ORDERED that the judgment is affirmed, with costs.

 The defendants' contention that the plaintiff's expert was unqualified to give an expert opinion on the standard of care and treatment applicable to dialysis centers is without merit.   The testimony of the plaintiff's expert sufficiently established his qualifications as a medical expert and his familiarity with the standards of care applicable to fall protocols at the time of the decedent's accident.   Once a medical expert establishes his or her knowledge of the relevant standards of care, he or she need not be a specialist in the particular area at issue to offer an opinion.   Any lack of skill or expertise goes to the weight of his or her opinion as evidence, not its admissibility (see Erbstein v. Savasatit, 274 A.D.2d 445, 711 N.Y.S.2d 458;  see also Bodensiek v. Schwartz, 292 A.D.2d 411, 739 N.Y.S.2d 405;  Allone v. University Hosp. of N.Y. Univ. Med. Ctr., 235 A.D.2d 447, 448, 652 N.Y.S.2d 1011;  Julien v. Physician's Hosp., 231 A.D.2d 678, 680, 647 N.Y.S.2d 831;  Behan v. Data Probe Intl., 213 A.D.2d 439, 440-441, 623 N.Y.S.2d 886;  Ariola v. Long, 197 A.D.2d 605, 602 N.Y.S.2d 666).

 “To establish a prima facie case of liability in a medical malpractice action, a plaintiff must prove (1) the standard of care at the facility where the treatment occurred, (2) that the defendant breached that standard of care, and (3) that the breach was the proximate cause of the injury” (Elliot v. Long Is. Home, Ltd., 12 A.D.3d 481, 482, 784 N.Y.S.2d 615;  see Pace v. Jakus, 291 A.D.2d 436, 737 N.Y.S.2d 123;  Berger v. Becker, 272 A.D.2d 565, 709 N.Y.S.2d 418).   To sustain this burden, a plaintiff must present expert testimony that the defendants' conduct constituted a deviation from the requisite standard of care (see Pace v. Jakus, supra;  Berger v. Becker, supra ).   Here, there was legally sufficient evidence to support the jury's verdict finding the defendants Middletown Dialysis Center and Patricia Mann liable for negligence, arising from the decedent's fall at the conclusion of dialysis treatment.

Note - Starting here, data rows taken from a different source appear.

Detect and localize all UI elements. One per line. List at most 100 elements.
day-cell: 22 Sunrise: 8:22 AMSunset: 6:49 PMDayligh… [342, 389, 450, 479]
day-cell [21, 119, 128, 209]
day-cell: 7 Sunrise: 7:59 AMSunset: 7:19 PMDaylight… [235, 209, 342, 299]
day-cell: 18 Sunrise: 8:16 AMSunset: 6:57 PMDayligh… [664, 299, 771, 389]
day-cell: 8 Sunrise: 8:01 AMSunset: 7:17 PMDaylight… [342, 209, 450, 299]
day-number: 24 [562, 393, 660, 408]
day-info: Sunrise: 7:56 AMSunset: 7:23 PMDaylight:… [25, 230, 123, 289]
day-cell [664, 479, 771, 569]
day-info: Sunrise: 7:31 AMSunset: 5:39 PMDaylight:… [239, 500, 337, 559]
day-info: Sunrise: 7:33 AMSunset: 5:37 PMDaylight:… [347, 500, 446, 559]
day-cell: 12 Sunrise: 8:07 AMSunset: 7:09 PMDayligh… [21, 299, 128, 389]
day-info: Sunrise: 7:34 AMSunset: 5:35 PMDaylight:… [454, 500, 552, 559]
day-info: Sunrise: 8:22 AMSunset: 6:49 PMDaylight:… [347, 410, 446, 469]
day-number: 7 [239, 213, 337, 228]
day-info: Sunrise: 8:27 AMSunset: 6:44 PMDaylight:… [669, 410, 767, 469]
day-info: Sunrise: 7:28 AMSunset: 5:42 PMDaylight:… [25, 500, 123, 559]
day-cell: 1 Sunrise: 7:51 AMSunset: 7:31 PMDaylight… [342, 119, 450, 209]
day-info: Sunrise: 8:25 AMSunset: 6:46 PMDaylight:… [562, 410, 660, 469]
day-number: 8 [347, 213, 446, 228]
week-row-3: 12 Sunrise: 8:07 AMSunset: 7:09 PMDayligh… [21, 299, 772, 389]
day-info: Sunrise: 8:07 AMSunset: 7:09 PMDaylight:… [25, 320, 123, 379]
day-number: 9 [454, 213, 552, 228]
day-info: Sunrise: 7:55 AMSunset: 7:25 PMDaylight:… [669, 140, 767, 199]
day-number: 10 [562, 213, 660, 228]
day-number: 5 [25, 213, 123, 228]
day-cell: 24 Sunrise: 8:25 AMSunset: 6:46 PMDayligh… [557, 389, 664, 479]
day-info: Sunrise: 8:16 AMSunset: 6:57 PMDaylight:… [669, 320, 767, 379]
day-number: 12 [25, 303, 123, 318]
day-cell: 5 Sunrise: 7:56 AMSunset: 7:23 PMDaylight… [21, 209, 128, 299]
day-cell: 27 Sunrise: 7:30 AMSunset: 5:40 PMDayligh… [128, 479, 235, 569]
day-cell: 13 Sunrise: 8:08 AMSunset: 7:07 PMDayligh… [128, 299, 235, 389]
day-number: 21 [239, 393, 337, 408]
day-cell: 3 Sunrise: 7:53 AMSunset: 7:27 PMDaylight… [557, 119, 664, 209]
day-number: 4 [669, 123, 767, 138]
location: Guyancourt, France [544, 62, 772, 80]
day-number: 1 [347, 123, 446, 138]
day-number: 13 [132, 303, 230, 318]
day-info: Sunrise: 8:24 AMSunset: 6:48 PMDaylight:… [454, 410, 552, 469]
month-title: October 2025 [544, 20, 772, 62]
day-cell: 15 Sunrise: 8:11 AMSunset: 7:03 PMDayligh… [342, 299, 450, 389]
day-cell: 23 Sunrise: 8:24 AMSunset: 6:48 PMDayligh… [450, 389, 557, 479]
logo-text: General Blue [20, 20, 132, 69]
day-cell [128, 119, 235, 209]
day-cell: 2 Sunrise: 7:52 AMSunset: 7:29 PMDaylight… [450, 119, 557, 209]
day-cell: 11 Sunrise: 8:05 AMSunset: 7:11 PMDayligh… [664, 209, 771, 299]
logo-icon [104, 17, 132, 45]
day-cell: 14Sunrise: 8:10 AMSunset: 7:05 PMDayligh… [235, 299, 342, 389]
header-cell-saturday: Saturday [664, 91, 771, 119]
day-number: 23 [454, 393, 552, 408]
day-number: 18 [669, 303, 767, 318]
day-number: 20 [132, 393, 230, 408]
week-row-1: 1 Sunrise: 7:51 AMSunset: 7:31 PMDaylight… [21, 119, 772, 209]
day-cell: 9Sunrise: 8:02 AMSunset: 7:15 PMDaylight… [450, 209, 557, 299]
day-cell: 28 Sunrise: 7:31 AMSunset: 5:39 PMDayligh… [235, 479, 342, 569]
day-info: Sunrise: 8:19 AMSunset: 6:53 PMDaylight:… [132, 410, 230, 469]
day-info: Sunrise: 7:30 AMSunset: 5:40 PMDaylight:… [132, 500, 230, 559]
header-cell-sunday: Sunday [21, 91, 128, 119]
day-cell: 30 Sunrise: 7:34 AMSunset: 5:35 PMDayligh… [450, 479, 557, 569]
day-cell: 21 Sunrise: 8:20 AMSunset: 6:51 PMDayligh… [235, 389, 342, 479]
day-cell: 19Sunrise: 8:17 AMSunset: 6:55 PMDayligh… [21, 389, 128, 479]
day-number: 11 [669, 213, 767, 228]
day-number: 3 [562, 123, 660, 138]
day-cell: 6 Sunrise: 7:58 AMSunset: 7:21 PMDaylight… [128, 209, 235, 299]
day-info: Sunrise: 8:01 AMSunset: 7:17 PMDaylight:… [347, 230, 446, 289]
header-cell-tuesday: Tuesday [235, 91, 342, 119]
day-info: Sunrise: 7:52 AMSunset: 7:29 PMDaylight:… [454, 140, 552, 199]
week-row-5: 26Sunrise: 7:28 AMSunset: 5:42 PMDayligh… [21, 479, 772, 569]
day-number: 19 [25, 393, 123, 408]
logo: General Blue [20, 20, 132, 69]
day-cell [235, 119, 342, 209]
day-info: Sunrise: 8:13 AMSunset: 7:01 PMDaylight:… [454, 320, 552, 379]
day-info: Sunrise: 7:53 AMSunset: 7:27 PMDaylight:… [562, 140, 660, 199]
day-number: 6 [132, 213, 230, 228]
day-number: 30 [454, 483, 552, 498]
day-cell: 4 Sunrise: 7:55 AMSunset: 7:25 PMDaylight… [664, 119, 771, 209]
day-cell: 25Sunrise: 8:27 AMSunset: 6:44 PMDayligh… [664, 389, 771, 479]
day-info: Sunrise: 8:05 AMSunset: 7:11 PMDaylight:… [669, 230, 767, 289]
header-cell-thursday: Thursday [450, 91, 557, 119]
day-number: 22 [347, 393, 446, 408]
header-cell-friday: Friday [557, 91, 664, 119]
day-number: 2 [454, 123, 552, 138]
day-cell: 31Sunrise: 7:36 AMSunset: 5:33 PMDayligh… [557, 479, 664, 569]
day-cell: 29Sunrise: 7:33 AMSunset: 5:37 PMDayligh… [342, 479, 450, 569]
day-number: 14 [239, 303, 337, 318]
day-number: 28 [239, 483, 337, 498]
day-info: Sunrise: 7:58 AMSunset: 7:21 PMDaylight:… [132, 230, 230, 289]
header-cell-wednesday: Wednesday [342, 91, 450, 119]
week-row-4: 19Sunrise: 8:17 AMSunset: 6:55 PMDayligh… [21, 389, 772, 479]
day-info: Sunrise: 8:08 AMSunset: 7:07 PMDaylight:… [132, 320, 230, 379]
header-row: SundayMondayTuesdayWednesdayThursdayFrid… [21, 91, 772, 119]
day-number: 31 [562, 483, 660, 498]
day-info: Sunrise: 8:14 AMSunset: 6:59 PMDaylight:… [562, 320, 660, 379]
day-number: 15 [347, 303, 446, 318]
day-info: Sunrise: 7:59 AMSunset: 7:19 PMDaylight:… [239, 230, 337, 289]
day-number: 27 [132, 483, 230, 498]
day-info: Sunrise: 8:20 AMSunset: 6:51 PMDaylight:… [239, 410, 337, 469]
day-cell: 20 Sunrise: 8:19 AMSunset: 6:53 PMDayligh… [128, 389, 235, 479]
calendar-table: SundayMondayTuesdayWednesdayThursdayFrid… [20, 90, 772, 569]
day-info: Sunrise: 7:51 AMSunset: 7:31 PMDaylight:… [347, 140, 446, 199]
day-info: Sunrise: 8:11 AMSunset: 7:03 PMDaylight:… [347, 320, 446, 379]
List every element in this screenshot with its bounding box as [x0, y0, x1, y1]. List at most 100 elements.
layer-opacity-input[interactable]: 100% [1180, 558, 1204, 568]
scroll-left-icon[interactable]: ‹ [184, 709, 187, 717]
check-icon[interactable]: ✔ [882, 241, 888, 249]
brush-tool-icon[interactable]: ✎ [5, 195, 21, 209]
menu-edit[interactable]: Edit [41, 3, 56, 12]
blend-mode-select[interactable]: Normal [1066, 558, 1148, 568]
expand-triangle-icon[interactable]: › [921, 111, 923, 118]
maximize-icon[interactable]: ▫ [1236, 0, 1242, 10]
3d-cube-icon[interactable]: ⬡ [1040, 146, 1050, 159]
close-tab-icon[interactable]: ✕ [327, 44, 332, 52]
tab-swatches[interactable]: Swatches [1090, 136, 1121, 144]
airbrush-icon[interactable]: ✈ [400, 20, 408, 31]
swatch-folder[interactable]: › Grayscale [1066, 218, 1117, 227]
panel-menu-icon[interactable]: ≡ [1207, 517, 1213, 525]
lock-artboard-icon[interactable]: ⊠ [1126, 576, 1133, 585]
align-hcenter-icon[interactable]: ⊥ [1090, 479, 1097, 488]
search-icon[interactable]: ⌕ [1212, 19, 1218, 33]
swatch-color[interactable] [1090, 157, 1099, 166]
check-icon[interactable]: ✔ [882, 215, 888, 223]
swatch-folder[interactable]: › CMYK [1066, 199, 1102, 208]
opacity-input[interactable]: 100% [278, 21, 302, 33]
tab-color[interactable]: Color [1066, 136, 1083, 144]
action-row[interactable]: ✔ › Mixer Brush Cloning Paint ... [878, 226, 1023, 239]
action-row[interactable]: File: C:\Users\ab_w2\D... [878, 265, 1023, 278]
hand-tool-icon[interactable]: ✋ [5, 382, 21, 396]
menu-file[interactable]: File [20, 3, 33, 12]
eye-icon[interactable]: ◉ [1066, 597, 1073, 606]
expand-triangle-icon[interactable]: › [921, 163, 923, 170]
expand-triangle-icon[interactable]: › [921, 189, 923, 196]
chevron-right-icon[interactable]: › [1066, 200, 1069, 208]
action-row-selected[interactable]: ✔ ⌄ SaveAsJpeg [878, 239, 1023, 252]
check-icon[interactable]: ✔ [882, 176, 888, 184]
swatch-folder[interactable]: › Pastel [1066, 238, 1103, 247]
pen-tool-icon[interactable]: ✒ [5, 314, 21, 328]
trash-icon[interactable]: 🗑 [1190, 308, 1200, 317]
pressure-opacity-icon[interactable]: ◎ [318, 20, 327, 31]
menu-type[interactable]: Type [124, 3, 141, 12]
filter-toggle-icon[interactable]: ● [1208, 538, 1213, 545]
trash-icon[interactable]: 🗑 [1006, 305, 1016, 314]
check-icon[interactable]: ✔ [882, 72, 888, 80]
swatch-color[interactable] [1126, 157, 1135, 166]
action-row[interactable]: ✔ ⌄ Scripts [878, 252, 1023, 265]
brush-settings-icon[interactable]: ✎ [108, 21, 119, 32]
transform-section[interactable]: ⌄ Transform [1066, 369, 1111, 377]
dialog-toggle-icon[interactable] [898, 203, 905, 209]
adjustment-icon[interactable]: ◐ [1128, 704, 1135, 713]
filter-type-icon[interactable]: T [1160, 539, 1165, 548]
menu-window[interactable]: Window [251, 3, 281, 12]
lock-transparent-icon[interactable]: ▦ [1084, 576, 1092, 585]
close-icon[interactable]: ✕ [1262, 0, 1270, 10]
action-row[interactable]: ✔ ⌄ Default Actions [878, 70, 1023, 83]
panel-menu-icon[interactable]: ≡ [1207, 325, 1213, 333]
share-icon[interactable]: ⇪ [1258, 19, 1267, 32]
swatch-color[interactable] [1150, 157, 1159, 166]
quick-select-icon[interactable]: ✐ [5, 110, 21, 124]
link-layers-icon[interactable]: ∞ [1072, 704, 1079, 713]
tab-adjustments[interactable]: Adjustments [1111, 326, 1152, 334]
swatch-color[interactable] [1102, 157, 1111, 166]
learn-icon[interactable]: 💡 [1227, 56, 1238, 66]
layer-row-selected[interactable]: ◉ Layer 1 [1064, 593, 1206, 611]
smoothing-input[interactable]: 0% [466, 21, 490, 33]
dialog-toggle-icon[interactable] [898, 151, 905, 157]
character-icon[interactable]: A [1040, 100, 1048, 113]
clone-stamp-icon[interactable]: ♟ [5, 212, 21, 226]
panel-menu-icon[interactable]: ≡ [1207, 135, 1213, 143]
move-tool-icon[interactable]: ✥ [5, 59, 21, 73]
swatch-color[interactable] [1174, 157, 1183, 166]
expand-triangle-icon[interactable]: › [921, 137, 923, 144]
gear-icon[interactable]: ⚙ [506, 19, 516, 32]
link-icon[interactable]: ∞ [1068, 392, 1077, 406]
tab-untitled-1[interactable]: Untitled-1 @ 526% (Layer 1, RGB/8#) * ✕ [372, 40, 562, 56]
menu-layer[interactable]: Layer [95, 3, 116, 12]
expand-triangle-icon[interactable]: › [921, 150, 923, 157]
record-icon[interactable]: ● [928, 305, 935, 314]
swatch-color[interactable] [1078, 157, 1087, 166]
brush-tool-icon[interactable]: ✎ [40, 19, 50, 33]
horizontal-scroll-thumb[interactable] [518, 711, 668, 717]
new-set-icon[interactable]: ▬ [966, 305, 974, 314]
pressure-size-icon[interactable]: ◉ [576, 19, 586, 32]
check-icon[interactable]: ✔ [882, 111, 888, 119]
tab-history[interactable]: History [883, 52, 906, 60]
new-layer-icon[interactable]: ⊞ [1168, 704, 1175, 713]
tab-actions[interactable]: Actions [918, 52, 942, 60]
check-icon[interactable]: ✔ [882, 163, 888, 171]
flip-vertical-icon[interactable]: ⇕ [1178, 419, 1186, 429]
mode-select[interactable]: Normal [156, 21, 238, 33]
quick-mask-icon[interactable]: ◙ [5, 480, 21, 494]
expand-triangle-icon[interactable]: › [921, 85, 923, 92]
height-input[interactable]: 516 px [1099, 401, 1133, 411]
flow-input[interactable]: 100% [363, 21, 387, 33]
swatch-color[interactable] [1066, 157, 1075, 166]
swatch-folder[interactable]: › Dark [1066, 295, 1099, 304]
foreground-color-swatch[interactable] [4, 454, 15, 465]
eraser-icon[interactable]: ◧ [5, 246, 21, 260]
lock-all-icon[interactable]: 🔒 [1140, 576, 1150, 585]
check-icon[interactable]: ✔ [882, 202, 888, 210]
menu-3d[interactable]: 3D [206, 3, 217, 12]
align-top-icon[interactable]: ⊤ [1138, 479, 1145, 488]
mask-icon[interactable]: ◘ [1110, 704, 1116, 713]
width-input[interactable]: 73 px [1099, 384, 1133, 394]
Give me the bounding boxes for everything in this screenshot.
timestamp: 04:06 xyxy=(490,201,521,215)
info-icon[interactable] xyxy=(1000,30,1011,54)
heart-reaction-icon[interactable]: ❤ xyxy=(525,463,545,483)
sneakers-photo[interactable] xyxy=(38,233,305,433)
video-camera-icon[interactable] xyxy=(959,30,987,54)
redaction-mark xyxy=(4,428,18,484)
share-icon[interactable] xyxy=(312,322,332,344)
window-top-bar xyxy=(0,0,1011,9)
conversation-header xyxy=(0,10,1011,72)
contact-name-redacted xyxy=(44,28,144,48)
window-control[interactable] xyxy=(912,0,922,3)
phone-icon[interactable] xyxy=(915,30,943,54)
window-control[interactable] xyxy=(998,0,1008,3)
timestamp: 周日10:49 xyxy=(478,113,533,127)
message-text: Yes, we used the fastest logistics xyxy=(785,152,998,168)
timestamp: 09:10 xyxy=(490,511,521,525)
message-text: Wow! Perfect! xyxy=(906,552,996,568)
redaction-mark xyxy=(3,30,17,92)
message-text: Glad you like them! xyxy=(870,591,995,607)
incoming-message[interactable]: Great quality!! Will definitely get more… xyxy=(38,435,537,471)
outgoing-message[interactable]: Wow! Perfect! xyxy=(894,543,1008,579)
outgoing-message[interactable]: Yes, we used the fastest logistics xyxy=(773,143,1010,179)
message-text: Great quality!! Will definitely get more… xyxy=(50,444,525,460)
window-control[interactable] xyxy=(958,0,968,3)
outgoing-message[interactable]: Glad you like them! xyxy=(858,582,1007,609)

 Moreover, the verdict was not against the weight of the evidence.   Where both sides present expert testimony in support of their respective positions, it is for the jury to decide which expert's testimony is more credible (see Velez v. Policastro, 1 A.D.3d 429, 431, 766 N.Y.S.2d 684;  Cavlin v. New York Med. Group, 286 A.D.2d 469, 471, 730 N.Y.S.2d 337;  Ibrahim v. Lombardo, 229 A.D.2d 423, 424, 644 N.Y.S.2d 519).

 The awards of damages for pain and suffering and loss of enjoyment of life did not deviate materially from what would be considered reasonable compensation, and the award for medical and hospital bills was supported by the evidence (see CPLR 5501[c];  Lukas v. Trump, 281 A.D.2d 400, 721 N.Y.S.2d 394;  Iovine v. City of New York, 286 A.D.2d 372, 373, 729 N.Y.S.2d 182;  Kahl v. MHZ Operating Corp., 270 A.D.2d 623, 703 N.Y.S.2d 842;  De Coufle v. Frederick Benedict, Inc., 93 A.D.2d 805, 460 N.Y.S.2d 604).